I was woken up this morning by P, who had left early to go to the campagna. He didn’t make it there as he was stopped on his way to be given some terrible news, and then he came home to tell me.
In this morning’s early hours, one of Badolato’s finest lost his life in an accident; his uncle was seriously injured. Sconvolto/a is the word in Italian that describes the feeling when you hear something like this: totally and utterly shocked to the core even though we all know, theoretically, that life is precious and that we need to cherish every single moment.
As is often the case in a tragedy of this sort, the young man killed was a wonderful person: a university student who also held a part-time job (not necessarily a common thing here in the rural south), smart, polite, always smiling. Our paths didn’t cross often, but about two weeks ago I passed by him while walking with M; he cooed and chatted with her for a good bit, wiggling her little hand as she responded with giggles. P was most recently with him last night, a few hours before his death.
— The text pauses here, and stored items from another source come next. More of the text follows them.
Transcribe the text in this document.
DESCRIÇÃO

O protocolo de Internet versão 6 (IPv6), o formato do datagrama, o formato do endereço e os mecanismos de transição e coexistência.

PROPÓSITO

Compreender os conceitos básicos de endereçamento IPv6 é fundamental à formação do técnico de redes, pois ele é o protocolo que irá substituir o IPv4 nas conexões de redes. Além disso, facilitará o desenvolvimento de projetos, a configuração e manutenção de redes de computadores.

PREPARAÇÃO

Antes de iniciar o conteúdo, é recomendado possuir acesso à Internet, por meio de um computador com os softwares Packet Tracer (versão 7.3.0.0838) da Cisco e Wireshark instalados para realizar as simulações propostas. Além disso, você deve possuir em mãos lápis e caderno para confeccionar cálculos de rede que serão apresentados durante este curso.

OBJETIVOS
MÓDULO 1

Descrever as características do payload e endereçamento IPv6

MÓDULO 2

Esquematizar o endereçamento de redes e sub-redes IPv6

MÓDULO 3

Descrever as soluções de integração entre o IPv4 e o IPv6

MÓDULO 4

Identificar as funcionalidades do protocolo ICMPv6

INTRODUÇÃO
This morning, I took M up to the bar for our breakfast as always; there were a lot more people out than usual at that hour, and they were unusually quiet. Seeing M’s happy little face made everyone’s mouth turn up a bit at the corners if only for a moment, and even though no one was up to the usual exaggerated greetings for M, they faked it quite well, for her sake.
My immediate thought upon hearing the news this morning was of this boy’s mother. Even before becoming a mother myself, my mind always went straight to the parents whenever a child died leaving them behind. But since having my own child, this is a thought that is simply unbearable to even consider. I cannot imagine what his mother, who buried her husband when she was pregnant with her third child about fifteen years ago, is going through. Another sweet, sweet person.
After a subdued breakfast, I took M on our usual walk, which happened to take us right through the scene of the accident, which had occurred about six hours before. I suppose my mind wasn’t working properly as it honestly didn’t occur to me until we were nearly upon it that we’d be passing through there. Instead, when we arrived where I was sure it must have happened based on what I had been told, there was zero evidence of anything awry.
Not a stone or piece of dirt out of place. Not a drop of blood.
I found out later that a man who lives in that section of the village took it upon himself to hose down the scene, also dumping bleach and scrubbing to clean it well. The family homestead of both young men involved in the accident is at the end of that road, you see, and there was simply no need for there to be any additional reminder of what had happened.
And that is Badolato. That small yet grand gesture says a lot about this village, I think, where everyone knows everyone and if you go back far enough, are probably related.
So yes, Badolato is in mourning today and will be for some time, particularly as one of our own is still in the hospital with very serious injuries. If you can spare some prayers, thoughts, healing vibes, whatever it is you personally do, please send them his and this family’s way.
I just can’t stop thinking about what happened, about the whatifs and the whys, about life and death and about how no matter how long we’re here it’s not long enough and about the huge holes we all will leave behind even if we think they’re small and oh my goodness mommies and daddies and everyone, hug your loved ones tightly. And often.
Ciao carissimo Enzo . . . rimarrai sempre nei nostri cuori.